Des scientifiques australiens testent une horloge atomique portable sur un navire de guerre

Des scientifiques australiens ont réalisé les premiers tests d’une horloge atomique portable à bord d’un navire de la Marine australienne lors d’une sortie en mer. Cela ouvre la voie à la création de systèmes de positionnement précis indépendants de la navigation par satellite. L’Université d’Adélaïde l’a annoncé.

Les tests ont été menés à bord du navire-école de la Marine royale australienne Sycamore. Les travaux étaient dirigés par une équipe de l’Institut de photonique et des capteurs avancés de l’Université d’Adélaïde.

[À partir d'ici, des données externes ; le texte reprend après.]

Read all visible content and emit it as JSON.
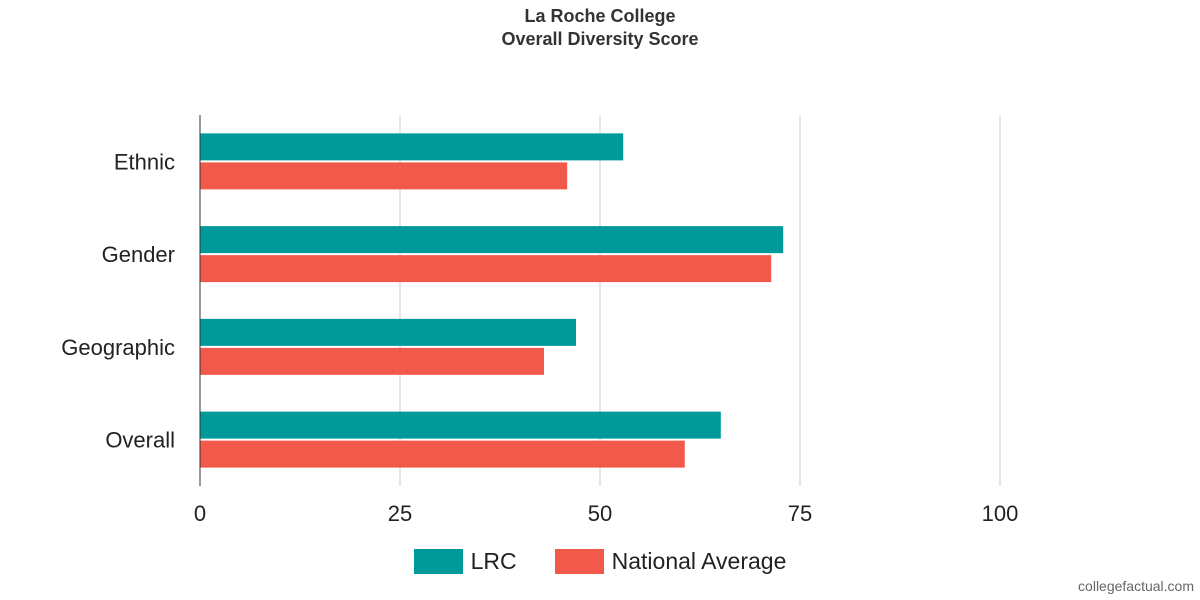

Pendant le test, l’appareil a fonctionné en continu pendant plusieurs jours et a conservé des caractéristiques stables malgré le roulis, les vibrations et les conditions changeantes de l’environnement marin. Selon les chercheurs, le système a démontré le même niveau de précision que dans des conditions de laboratoire.

Ce nouvel appareil se distingue des horloges atomiques traditionnelles, qui sont généralement conçues pour une utilisation stationnaire dans un environnement contrôlé et qui possèdent une mobilité limitée.

Le système utilise les oscillations d’atomes d’ytterbium refroidis par laser, ce qui permet une mesure du temps extrêmement précise.

La technologie a un potentiel d’utilisation dans la navigation militaire, en particulier pour un positionnement plus précis en l’absence ou en cas de brouillage du signal GPS. L’appareil peut également être utilisé dans les télécommunications pour une synchronisation plus précise des grands réseaux de transmission de données.

Les horloges atomiques elles-mêmes ne déterminent pas les coordonnées, mais fournissent un temps ultra-précis qui est une variable de base pour la navigation. Dans la plupart des systèmes, les coordonnées sont calculées en mesurant le temps de transit des signaux ou les changements de mouvement ; par conséquent, plus l’horloge est précise, plus l’emplacement peut être déterminé avec exactitude.

Les horloges atomiques stables permettent de mesurer les intervalles de temps avec plus de précision et de travailler avec des sources de positionnement alternatives, telles que les radiobalises, les systèmes de type eLoran ou les réseaux de capteurs synchronisés.